In ruminant diets, tembien clover is a valuable source of protein that can be used as a supplement in poor quality crop residue based diets. As stated above, tembien clover forage should not be fed alone to cattle or horses as it may cause bloat (Cook et al., 2005).
Mixed stands of wheat and tembien clover increased fodder yield and fodder quality, suggesting that high quality crop residues could be prepared by Ethiopian farmers in mixed farming systems. The mixture of wheat straw and clover increased protein content and in vitro OM digestibility, and reduced NDF content compared with the pure stand of wheat (Tekalign Mamo et al., 1993).
Tembien clover is well eaten by livestock but usually not before flowering (Dougall, 1962).

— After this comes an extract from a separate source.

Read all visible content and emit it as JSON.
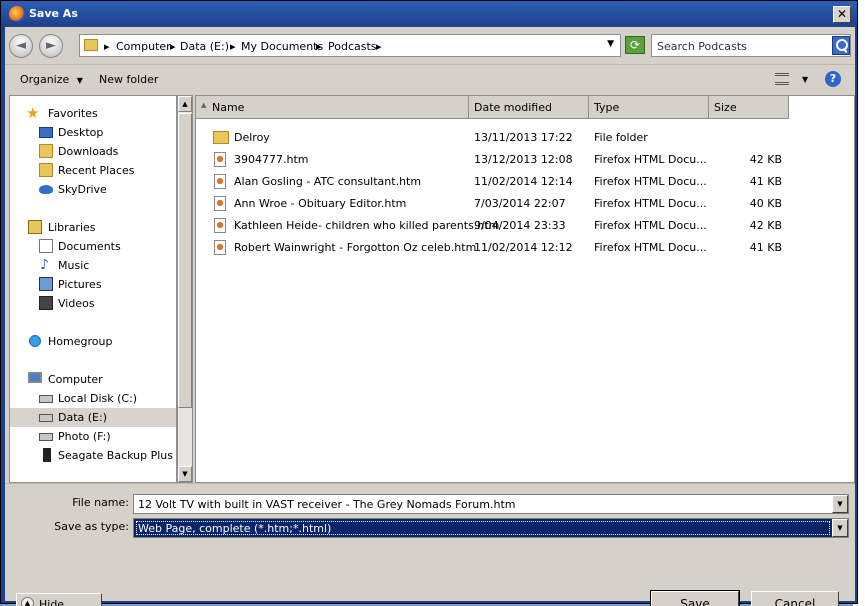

In Ethiopia, tembien clover hay offered to heifers fed on crop residues (wheat straw or tef straw), supplemented with niger cake, increased the intake of rations based on wheat straw, but had no effect on the intake of tef straw-based diets. Feeding tembien clover hay increased daily weight gains and it was concluded that tembien clover could be used as a valuable protein source for growing cattle. No effect on ovarian function was observed (Olayiwole et al., 1986).
In Ethiopia, in sheep fed maize stover, oat straw, wheat straw and tef straw supplemented with tembien clover hay at 50% (DM basis), tembien clover hay increased DM intake in all cases, but the increase was higher with tef and oat straw. DM, crude protein, and energy digestibilities were also higher and N retention was increased in all cases. The highest increases of N retention were obtained when tembien clover hay was added to maize stover or oat straw. These results suggested that tembien clover hay has potential to increase the feed value of crop residues in smallholders farms (Mosi et al., 1985b). Tembien clover hay fed as a supplement to sheep resulted in a positive N balance, which was not possible on tef straw alone (Mosi et al., 1985a).